Was die Zuhörerinnen und Zuhörer dabei erwartet, darauf lieferten Bürgermeister Martin Preuß, der Spiritus Rector der Veranstaltungsreihe und Inhaber des Lehrstuhls für Anglistik und Amerikanistik an der Friedrich-Alexander-Universität Erlangen (FAU) Prof. Dr. Rudolf Freiburg sowie Kulturreferent Wolfgang Dersch, Kulturamtsleiter Thomas Boss und Kulturfachkraft Barbara C. Frey von der Stadt Amberg bereits jetzt einen kleinen Vorgeschmack.

So ist nach Ansicht von Prof. Dr. Svenja Hagenoff das Publikationswesen „Außer Kontrolle und auch noch aus der Form“ geraten. Die Buchwissenschaftlerin und Expertin für E-Publishing und Digitale Märkte lädt ihre Gäste zum Auftakt der Veranstaltungsreihe am 16. Februar dazu ein, mit ihr gemeinsam die Veränderung nachzuvollziehen, die das Publizieren im Zuge der Digitalisierung vollzogen hat.
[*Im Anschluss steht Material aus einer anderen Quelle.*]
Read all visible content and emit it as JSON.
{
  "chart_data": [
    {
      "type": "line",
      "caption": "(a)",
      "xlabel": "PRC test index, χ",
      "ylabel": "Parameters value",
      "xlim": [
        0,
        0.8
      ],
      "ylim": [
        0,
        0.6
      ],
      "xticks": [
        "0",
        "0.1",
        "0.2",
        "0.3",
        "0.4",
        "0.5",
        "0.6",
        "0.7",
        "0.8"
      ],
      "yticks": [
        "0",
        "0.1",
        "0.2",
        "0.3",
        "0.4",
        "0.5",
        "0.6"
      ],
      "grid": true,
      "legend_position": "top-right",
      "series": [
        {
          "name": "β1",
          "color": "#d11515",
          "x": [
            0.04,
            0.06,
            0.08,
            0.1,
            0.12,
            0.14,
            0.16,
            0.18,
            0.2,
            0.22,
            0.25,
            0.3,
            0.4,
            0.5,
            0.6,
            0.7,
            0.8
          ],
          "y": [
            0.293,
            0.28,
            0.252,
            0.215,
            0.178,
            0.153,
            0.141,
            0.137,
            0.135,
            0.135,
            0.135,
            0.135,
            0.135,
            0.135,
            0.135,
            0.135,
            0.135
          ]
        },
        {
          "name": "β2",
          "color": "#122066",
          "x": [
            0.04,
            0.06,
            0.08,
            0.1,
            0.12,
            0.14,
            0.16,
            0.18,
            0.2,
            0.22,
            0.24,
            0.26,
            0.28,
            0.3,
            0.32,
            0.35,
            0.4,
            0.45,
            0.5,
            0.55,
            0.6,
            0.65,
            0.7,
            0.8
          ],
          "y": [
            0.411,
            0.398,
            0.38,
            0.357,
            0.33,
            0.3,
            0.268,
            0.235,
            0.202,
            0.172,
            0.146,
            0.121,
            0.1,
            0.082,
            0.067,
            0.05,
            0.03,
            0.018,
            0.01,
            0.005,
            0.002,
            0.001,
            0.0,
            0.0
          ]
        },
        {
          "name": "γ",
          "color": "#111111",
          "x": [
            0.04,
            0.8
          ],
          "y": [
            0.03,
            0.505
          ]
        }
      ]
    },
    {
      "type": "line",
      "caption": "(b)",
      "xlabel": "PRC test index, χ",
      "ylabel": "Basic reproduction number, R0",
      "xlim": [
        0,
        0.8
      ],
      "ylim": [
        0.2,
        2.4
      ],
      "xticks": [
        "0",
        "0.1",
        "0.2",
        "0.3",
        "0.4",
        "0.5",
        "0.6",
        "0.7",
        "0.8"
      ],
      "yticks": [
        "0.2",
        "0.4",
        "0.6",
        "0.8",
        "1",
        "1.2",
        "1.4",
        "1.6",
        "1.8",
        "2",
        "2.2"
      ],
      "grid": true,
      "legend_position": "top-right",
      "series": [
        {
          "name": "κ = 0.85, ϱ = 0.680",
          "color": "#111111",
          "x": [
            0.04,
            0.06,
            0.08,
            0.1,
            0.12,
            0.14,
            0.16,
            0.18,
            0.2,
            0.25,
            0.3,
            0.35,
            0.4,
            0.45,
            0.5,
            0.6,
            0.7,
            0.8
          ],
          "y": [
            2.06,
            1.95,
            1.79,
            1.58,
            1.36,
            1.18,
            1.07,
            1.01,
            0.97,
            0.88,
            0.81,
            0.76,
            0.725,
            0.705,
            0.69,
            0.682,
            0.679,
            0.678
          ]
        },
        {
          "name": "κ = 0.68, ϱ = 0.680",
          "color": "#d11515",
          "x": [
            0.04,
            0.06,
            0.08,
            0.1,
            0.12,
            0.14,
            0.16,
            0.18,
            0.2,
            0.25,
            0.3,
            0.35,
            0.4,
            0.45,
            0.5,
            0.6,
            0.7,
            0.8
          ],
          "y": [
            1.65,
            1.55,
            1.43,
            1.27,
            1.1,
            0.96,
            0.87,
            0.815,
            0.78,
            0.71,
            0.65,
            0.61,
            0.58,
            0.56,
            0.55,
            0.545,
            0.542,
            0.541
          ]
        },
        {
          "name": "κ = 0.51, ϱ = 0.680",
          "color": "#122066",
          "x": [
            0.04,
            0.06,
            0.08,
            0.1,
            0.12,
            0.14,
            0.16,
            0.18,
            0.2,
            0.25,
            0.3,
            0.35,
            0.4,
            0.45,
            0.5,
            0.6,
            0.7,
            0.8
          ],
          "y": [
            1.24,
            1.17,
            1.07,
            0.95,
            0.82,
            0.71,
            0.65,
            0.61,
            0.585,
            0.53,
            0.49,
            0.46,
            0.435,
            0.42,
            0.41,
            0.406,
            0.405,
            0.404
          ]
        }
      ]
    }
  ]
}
Eine Woche später, am 23. Februar, erklärt Prof. Dr. Georg Glasze dem Publikum, „Wie Big (Spatial) Data und Crowdsoucing uns alle zu Kartographen machen – ob wir wollen oder nicht“. Der Kulturgeograf wird dabei die Aufmerksamkeit auf die Tatsache lenken, dass immer größere Mengen an Geodaten verarbeitet werden. Er warnt jedoch gleichzeitig davor, diese Entwicklung „als Zuwachs an geographischem Wissen zu bejubeln“ und fordert, die Herstellungs- und Nutzungsprozesse dieser Daten kritisch zu betrachten.

Auf den aktuellen Trend des Gesundheitsmarktes, über in Uhren, Armbänder oder T-Shirts eingebaute Sensoren die eigenen Vital- und Bewegungsdaten aufzuzeichnen, geht Prof. Dr. Hans-Ulrich Prokosch am 1. März in seinem Vortrag ein. „Der vermessene Mensch: Wissen wir, was wir alles über uns preisgeben?“ fragt der Diplom-Mathematiker und Medizin-Informatiker und wägt dabei die Nutzen und Gefahren der Kontrollmöglichkeiten ab.

Dass von dieser Überwachung unser gesamtes Leben erfasst werden kann, macht Dr. Sebastian Büttner, wissenschaftlicher Mitarbeiter am Institut für Soziologie im Lehrbereich Allgemeine Soziologie und Kultursoziologie deutlich. In seinen Ausführungen am 8. März mit dem Titel „Algorithmen, Datenkraken und gläserne Bürger: Big Data als Herausforderung für die Gesellschaftsanalyse“ erläutert er, wie mithilfe der neuen Technologien Unternehmen, Institute, Datenhändler und Geheimdienste Gesellschaftsanalyse betreiben, um Verhaltensweisen von Gruppen wie Einzelpersonen zu erfassen und zu durchleuchten.

Den Schlusspunkt unter die 37. Erlanger Universitätstage wird Prof. Dr. Klaus Meyer-Wegener, Lehrstuhlinhaber am Department Informatik, setzen. Unter der Überschrift „Erstmal einfach alles speichern: Big Data als Aufgabe für die Informatik“ versucht er zunächst den Begriff „Big Data“ zu charakterisieren, um anschließend zu diskutieren, was technische Konzepte für die Datenauswertung leisten können und was nicht.

Wie immer sind interessierte Bürgerinnen und Bürger auch bei diesen mittlerweile bereits 37. Erlanger Universitätstagen dazu eingeladen, die Vorträge im Rathaus bei freiem Eintritt als Gasthörer zu besuchen und dabei wichtigen Fragen rund um das Thema „Datenflut“ auf den Grund zu gehen. Eine Terminübersicht mit den am Dienstagabend um 19.30 Uhr stattfindenden Veranstaltungen kann dem an vielen öffentlichen Stellen ausliegenden Programmheft entnommen oder im Internet unter www.fau.de sowie unter www.amberg.de nachgelesen werden.

Prof. Dr. Rudolf Freiburg machte im Rahmen der Programmvorstellung zudem deutlich, dass auch 2015 wieder ein neuer Band der Reihe „Erlanger Universitätstage in Amberg“ mit Vorträgen aus den Vorjahren erschienen ist. Die neue Publikation steht unter dem Jahresmotto von 2014 „Träume“ und enthält insgesamt vier Referate. Es ist – wie auch die weiteren Bände – im Buchhandel erhältlich.